Tuesday, August 12, 2008

The man who wrecked the Real Estate market…

This article is a great read. It looks at the person who was really behind the whole sub-prime mess. It appears on the Village Voice and written by Wayne Barrett. It will shed light on how America got in to this mess and what was behind it.


Andrew Cuomo was the man who was in charge of HUD. It examines what he was thinking and how we got in to this mess. It all started with trying to improve home ownership percentages in America and with what we are witnessing today.

At least I finally know who I can blame for the collapse of the US housing market!:)

$500 billion and counting...

I have been reading for quite some time on predictions of how much investors will lose on the sub-prime crisis. Well, Bloomberg is reporting today that the number is going to be around $501 billion and counting!! Some experts predict losses will reach $2 trillion be over it is all over.

The collapse of the U.S. subprime mortgage market last year
has saddled banks worldwide with $501 billion of losses from declining values of
securities tied to all types of home loans and commercial mortgages as well as
leveraged-loan commitments.


Wow, that is a lot of money!! I would have to assume the in the next year or so, we will finally reach a grand total on the damages of sub-prime mortgages caused.

Monday, August 11, 2008

And they thought they were clever…

I have not seen this type of fraud for awhile. Most people think real estate fraud is where innocent home owners are swindled out of there life savings by a crooked agent or mortgage broker. Well, this is where the homeowners tried to pull a fast on the bank and got caught!!

“An Oak Grove couple who allegedly devised a scheme to defraud and collect
$690,000 from four mortgage lending companies was charged Aug. 4 with four
counts of mail fraud, the U.S. Attorney's Office said.
…In April 2006, Niska
allegedly filed a fraudulent satisfaction of mortgage form with the Anoka County
Recorder's Office stating that the Bravo loan had been paid off. In May 2006,
the couple sold the home for $675,000. The buyer borrowed $540,000 and got a
$135,000 fraudulent "gift of equity" from the couple, the indictment said.”


And then…

“…the couple induced the title company to pay them $510,000 instead of paying
the money to Bravo. The couple also kept possession of the house, the indictment
said.”

It never surprises me what people do. Do people actually think that lenders just forget about half million dollars?

Source

Friday, August 1, 2008

Its a slow down in the south...

Today on the watch, this article was posted “Housing slump causes more people to stay put”, by Amy Hoak which points out that some of the Mid-Western cities are keeping people, rather then losing people. This is unlike a few years ago where Sotuhern cities in the United States experienced a huge growth rate and Mid- Western cities were losing.

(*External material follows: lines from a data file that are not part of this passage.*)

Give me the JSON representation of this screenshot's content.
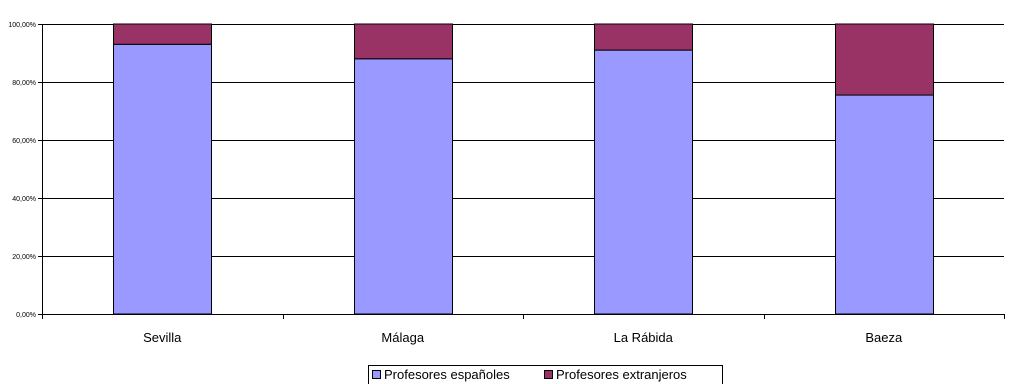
{
  "chart_data": {
    "type": "bar",
    "stacked": true,
    "categories": [
      "Sevilla",
      "Málaga",
      "La Rábida",
      "Baeza"
    ],
    "series": [
      {
        "name": "Profesores españoles",
        "values": [
          93,
          88,
          91,
          75.5
        ],
        "color": "#9999ff"
      },
      {
        "name": "Profesores extranjeros",
        "values": [
          7,
          12,
          9,
          24.5
        ],
        "color": "#993366"
      }
    ],
    "ylim": [
      0,
      100
    ],
    "yticks": [
      0,
      20,
      40,
      60,
      80,
      100
    ],
    "ytick_labels": [
      "0,00%",
      "20,00%",
      "40,00%",
      "60,00%",
      "80,00%",
      "100,00%"
    ],
    "grid": true,
    "legend": "bottom"
  }
}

“According to U.S. Census Bureau estimates, the city's population rose 0.3%
between July 2006 and July 2007. While the growth may look paltry compared with
other U.S. cities', it hints at how the sluggish housing market and the credit
crunch is affecting migration trends, demographers say.”

Hoak gives a few reasons for this, but mainly she blames it on the current to real estate market.


“As home prices have plunged, many homeowners who want to move are staying put
instead of selling for less than what they think their homes are worth.”


It looks like more people are staying put rather then flocking to the warmer weather of the South. I’m not sure if I agree with all of Hoak’s points in the article. I would think that it’s not just due to the Real Estate market, but rather energy prices and the local job market.

A lot of Mid-Western major cities have very good job markets. I know for a fact, MN is home to many fortune 500 companies, which people come form all over the world to work for.

Factoid: Plymouth, MN was voted number one city to live in by Money Magazine in 2008!! The Mid-West can’t be that bad.